In the parlor ... in the bedroom ... OK so I like Stephen Sondheim! As many of you will know, this is a line from a famous song in one of his musicals. Perhaps not the most upbeat note with which to kick off an article, but what the hell. Death is on my mind today. In a good way.

You see, in talking with friends and followers about the road map self-renewal in my new book, SHIFT: Let Go of Fear and Get Your Life in Gear (2010, Globe Pequot Press) and the challenges we all face in "shifting our lives into high gear" we agreed that one of the most difficult moments in any major life shift is this: letting go of an identity.

It feels like death. Not the real thing, perhaps, but in the moment, pretty darned close. The truth is, we love our labels, our fixed roles, our corner offices, and business cards that proclaim who we are to the world. But, how else can we welcome in a new sense of possibility, the energy of creativity and spontaneity, if we don't step out of the comfy, cozy corners of identity that we build for ourselves?

Sure, in moments when life suddenly shifts and doors open to new possibilities, it can feel exhilarating and fresh. But it can also feel terrifying and frightening, as we step out of our known frames of reference and dangle precariously in the unknown.

Yesterday, I spoke with a client who sees himself as hanging on the edge of a precipice in his corporate job: things in his company have shifted dramatically around him and he worries that a transfer or a downsizing may be heading his way. He feels frustrated and unhappy and like a victim of circumstances -- bad bosses, bad economics, bad timing, bad colleagues ... you name it.

He does have choices: 1. he can quit (but he doesn't have a job); 2. he
can step up and declare what he wants-a new role, a promotion, a new opportunity; 3. or he can sit back, do nothing, and let the frustration build until he gets sick ... or worse, fired for having a bad attitude. Sound familiar? I have seen this kind of situation many times in my career as an executive coach ... and ... I have been in this situation myself a few times.

Looking back, I wish I had been less stuck in fear, more willing to hang over the
edge, more willing to trust myself, take a chance ... and take a stand. Why? Because every time I finally stepped out of my box of victim energy, and moved into the open sky of possibility, amazing things would happen. Whole new vistas of possibility would appear that I had never seen before.

But I had to shed that part of my identity that was holding me back: my attachment to a particular job title, office configuration, box on the org chart, etc. Something had to die, to be buried up there on the cliff before I was light and trusting enough to step off ... and soar. Now, I am not advocating that you leap before you look, nor have I told my client to jump willy-nilly into the unknown.
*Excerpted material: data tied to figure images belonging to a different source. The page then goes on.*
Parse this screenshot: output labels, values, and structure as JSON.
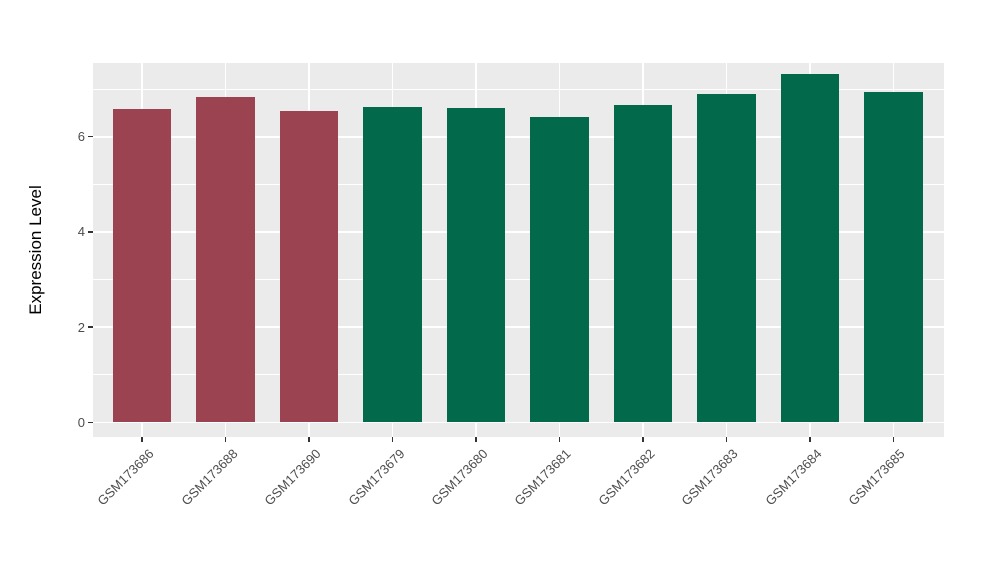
{
  "chart_data": {
    "type": "bar",
    "title": "",
    "xlabel": "",
    "ylabel": "Expression Level",
    "categories": [
      "GSM173686",
      "GSM173688",
      "GSM173690",
      "GSM173679",
      "GSM173680",
      "GSM173681",
      "GSM173682",
      "GSM173683",
      "GSM173684",
      "GSM173685"
    ],
    "values": [
      6.58,
      6.83,
      6.55,
      6.62,
      6.6,
      6.41,
      6.67,
      6.89,
      7.32,
      6.93
    ],
    "groups": [
      "group1",
      "group1",
      "group1",
      "group2",
      "group2",
      "group2",
      "group2",
      "group2",
      "group2",
      "group2"
    ],
    "group_colors": {
      "group1": "#9C4351",
      "group2": "#02694B"
    },
    "ylim": [
      0,
      7.55
    ],
    "yticks_major": [
      0,
      2,
      4,
      6
    ],
    "yticks_minor": [
      1,
      3,
      5,
      7
    ],
    "x_label_angle": 45,
    "grid": true,
    "legend_position": "none",
    "panel_background": "#EBEBEB",
    "grid_color": "#FFFFFF",
    "axis_text_color": "#4D4D4D",
    "bar_width_fraction": 0.7
  }
}
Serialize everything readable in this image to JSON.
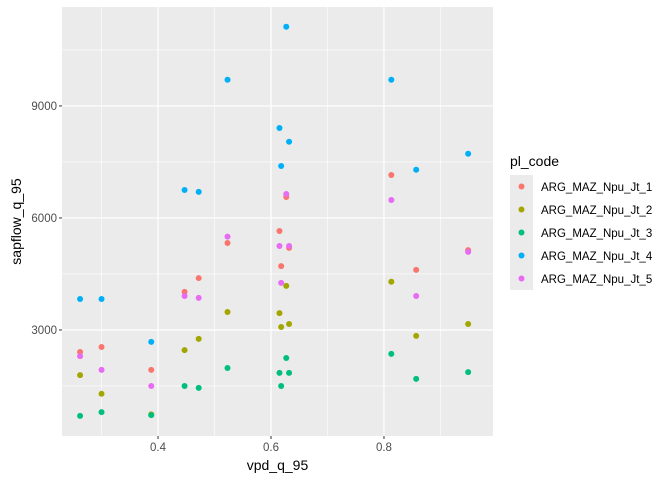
{
  "chart_data": {
    "type": "scatter",
    "title": "",
    "xlabel": "vpd_q_95",
    "ylabel": "sapflow_q_95",
    "xlim": [
      0.23,
      0.993
    ],
    "ylim": [
      160,
      11650
    ],
    "x_ticks": [
      0.4,
      0.6,
      0.8
    ],
    "x_tick_labels": [
      "0.4",
      "0.6",
      "0.8"
    ],
    "y_ticks": [
      3000,
      6000,
      9000
    ],
    "y_tick_labels": [
      "3000",
      "6000",
      "9000"
    ],
    "grid": true,
    "legend": {
      "title": "pl_code",
      "placement": "right"
    },
    "x": [
      0.262,
      0.3,
      0.388,
      0.447,
      0.472,
      0.523,
      0.615,
      0.618,
      0.627,
      0.632,
      0.813,
      0.857,
      0.949
    ],
    "series": [
      {
        "name": "ARG_MAZ_Npu_Jt_1",
        "color": "#F8766D",
        "values": [
          2410,
          2545,
          1930,
          4020,
          4390,
          5330,
          5650,
          4710,
          6560,
          5200,
          7150,
          4610,
          5140
        ]
      },
      {
        "name": "ARG_MAZ_Npu_Jt_2",
        "color": "#A3A500",
        "values": [
          1790,
          1290,
          740,
          2460,
          2760,
          3480,
          3450,
          3080,
          4180,
          3160,
          4290,
          2840,
          3160
        ]
      },
      {
        "name": "ARG_MAZ_Npu_Jt_3",
        "color": "#00BF7D",
        "values": [
          700,
          800,
          720,
          1500,
          1450,
          1980,
          1850,
          1500,
          2250,
          1850,
          2360,
          1690,
          1870
        ]
      },
      {
        "name": "ARG_MAZ_Npu_Jt_4",
        "color": "#00B0F6",
        "values": [
          3830,
          3830,
          2680,
          6750,
          6700,
          9700,
          8410,
          7390,
          11120,
          8040,
          9700,
          7290,
          7720
        ]
      },
      {
        "name": "ARG_MAZ_Npu_Jt_5",
        "color": "#E76BF3",
        "values": [
          2300,
          1930,
          1500,
          3910,
          3860,
          5500,
          5250,
          4260,
          6640,
          5250,
          6480,
          3910,
          5090
        ]
      }
    ]
  }
}
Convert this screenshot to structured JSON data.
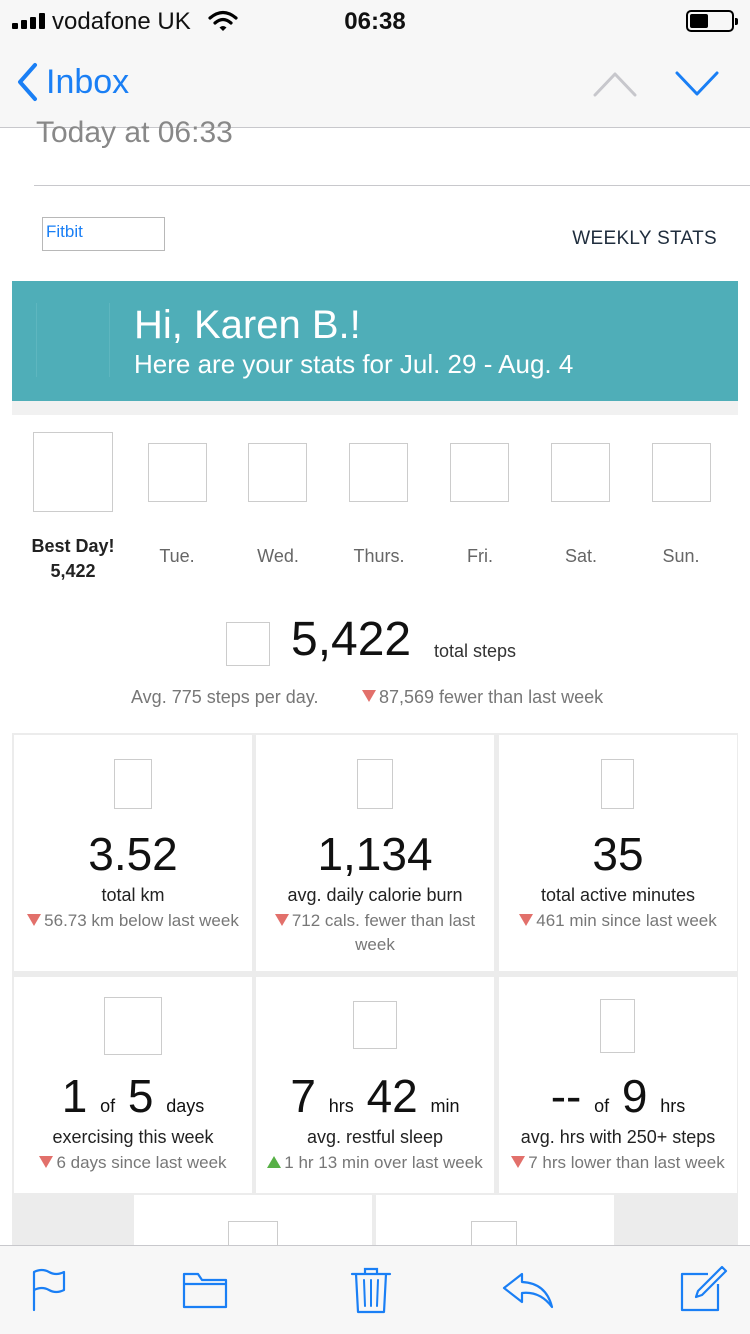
{
  "status_bar": {
    "carrier": "vodafone UK",
    "time": "06:38",
    "icons": [
      "signal-icon",
      "wifi-icon",
      "battery-icon"
    ]
  },
  "nav": {
    "back_label": "Inbox",
    "icons": [
      "chevron-left-icon",
      "chevron-up-icon",
      "chevron-down-icon"
    ]
  },
  "email": {
    "date": "Today at 06:33",
    "logo_alt": "Fitbit",
    "header_right": "WEEKLY STATS"
  },
  "banner": {
    "greeting": "Hi, Karen B.!",
    "subtitle": "Here are your stats for Jul. 29 - Aug. 4",
    "color": "#4faeb8"
  },
  "week": {
    "best_day_label": "Best Day!",
    "best_day_value": "5,422",
    "days": [
      "Tue.",
      "Wed.",
      "Thurs.",
      "Fri.",
      "Sat.",
      "Sun."
    ]
  },
  "steps": {
    "value": "5,422",
    "unit": "total steps",
    "average": "Avg. 775 steps per day.",
    "diff": "87,569 fewer than last week"
  },
  "stats": [
    {
      "value": "3.52",
      "label": "total km",
      "diff": "56.73 km below last week",
      "trend": "down"
    },
    {
      "value": "1,134",
      "label": "avg. daily calorie burn",
      "diff": "712 cals. fewer than last week",
      "trend": "down"
    },
    {
      "value": "35",
      "label": "total active minutes",
      "diff": "461 min since last week",
      "trend": "down"
    },
    {
      "value_a": "1",
      "unit_a": "of",
      "value_b": "5",
      "unit_b": "days",
      "label": "exercising this week",
      "diff": "6 days since last week",
      "trend": "down"
    },
    {
      "value_a": "7",
      "unit_a": "hrs",
      "value_b": "42",
      "unit_b": "min",
      "label": "avg. restful sleep",
      "diff": "1 hr 13 min over last week",
      "trend": "up"
    },
    {
      "value_a": "--",
      "unit_a": "of",
      "value_b": "9",
      "unit_b": "hrs",
      "label": "avg. hrs with 250+ steps",
      "diff": "7 hrs lower than last week",
      "trend": "down"
    }
  ],
  "colors": {
    "accent": "#1a7ff5",
    "down": "#e2706b",
    "up": "#57b046"
  },
  "toolbar": {
    "icons": [
      "flag-icon",
      "folder-icon",
      "trash-icon",
      "reply-icon",
      "compose-icon"
    ]
  }
}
But I have told him that after learning all he can about the landscape before him, he should go ahead and make a decision. Ask for what he wants. Take the leap. Let go. Let that small, used-up, no-longer useful identity that he claims is his ... die.

So strange as it sounds, I'm asking that you think about death today. What story do you tell about yourself that might have outworn its useful life? Think of all the different labels that you wear, the ways you supposedly "know" yourself to be: "worker-bee", "boss", "professional", "adult", "parent", "over-weight", "out-of-shape", "non-spiritual", "hard worker", "always tired", "oppressed", "underpaid", etc ... Is there one you'd be willing to part with? Even a small one?

For example, I'm contemplating the possibility of letting my identity as a "coffee addict" die. Even as I write these words, I stand on the precipice: Could I actually walk by a Starbucks and not go in? (Stay tuned). Birth requires death.

Tomorrow, my client will walk into his bosses office and make a decision, take a stand, and become a different person. He already honors himself as a leader of others. But soon, just maybe, by stepping off that cliff of the known, he will become different kind of leader-a leader of self.